Publication Type:

Journal Article

Source:

International Journal of Hydrogen Energy (2019)

URL:

http://www.sciencedirect.com/science/article/pii/S0360319919332288

Keywords:

Aspen HYSYS, Biogas, Dry reformation of methane, Hydrogen production, Mixture-process variable design, Optimization

Abstract:

There is a growing interest in the usage of hydrogen as an environmentally cleaner form of energy for end users. However, hydrogen does not occur naturally and needs to be produced through energy intensive processes, such as steam reformation. In order to be truly renewable, hydrogen must be produced through processes that do not lead to direct or indirect carbon dioxide emissions. Dry reformation of methane is a route that consumes carbon dioxide to produce hydrogen. This work describes the production of hydrogen from biomass via anaerobic digestion of waste biomass and dry reformation of biogas. This process consumes carbon dioxide instead of releasing it and uses only renewable feed materials for hydrogen production. An end-to-end simulation of this process is developed primarily using Aspen HYSYS® and consists of steady state models for anaerobic digestion of biomass, dry reformation of biogas in a fixed-bed catalytic reactor containing Ni–Co/Al2O3 catalyst, and a custom-model for hydrogen separation using a hollow fibre membrane separator.
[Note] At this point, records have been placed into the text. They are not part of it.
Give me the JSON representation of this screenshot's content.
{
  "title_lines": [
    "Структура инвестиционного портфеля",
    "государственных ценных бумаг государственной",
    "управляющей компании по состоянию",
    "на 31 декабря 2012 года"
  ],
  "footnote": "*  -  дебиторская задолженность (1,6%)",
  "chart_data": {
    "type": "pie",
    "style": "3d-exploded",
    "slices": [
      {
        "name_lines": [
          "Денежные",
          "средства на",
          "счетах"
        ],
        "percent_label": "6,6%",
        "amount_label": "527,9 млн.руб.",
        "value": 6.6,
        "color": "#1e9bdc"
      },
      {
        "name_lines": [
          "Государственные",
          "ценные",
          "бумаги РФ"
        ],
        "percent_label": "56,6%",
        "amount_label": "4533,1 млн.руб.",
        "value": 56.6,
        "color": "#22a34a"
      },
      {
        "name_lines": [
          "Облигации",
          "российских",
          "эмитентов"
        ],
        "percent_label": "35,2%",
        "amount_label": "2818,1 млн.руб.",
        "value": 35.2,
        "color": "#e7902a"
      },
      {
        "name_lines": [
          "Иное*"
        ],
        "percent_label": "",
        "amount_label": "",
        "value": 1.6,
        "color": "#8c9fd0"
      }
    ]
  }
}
A mixture-process variable design is used to simultaneously optimize feed composition and process conditions for the process. It is identified that if biogas containing 52 mol% methane, 38 mol% carbon dioxide, and 10 mol% water (or steam) is used for hydrogen production by dry reformation at a temperature of 837.5 °C and a pressure of 101.3 kPa; optimal values of 89.9% methane conversion, 99.99% carbon dioxide conversion and hydrogen selectivity 1.21 can be obtained.

Cite this Research Publication

R. Kaashyap Balaji, Rajan, K. Prasad, and Dr. Udaya Bhaskar Reddy Ragula, “Modeling & optimization of renewable hydrogen production from biomass via anaerobic digestion & dry reformation”, International Journal of Hydrogen Energy, 2019.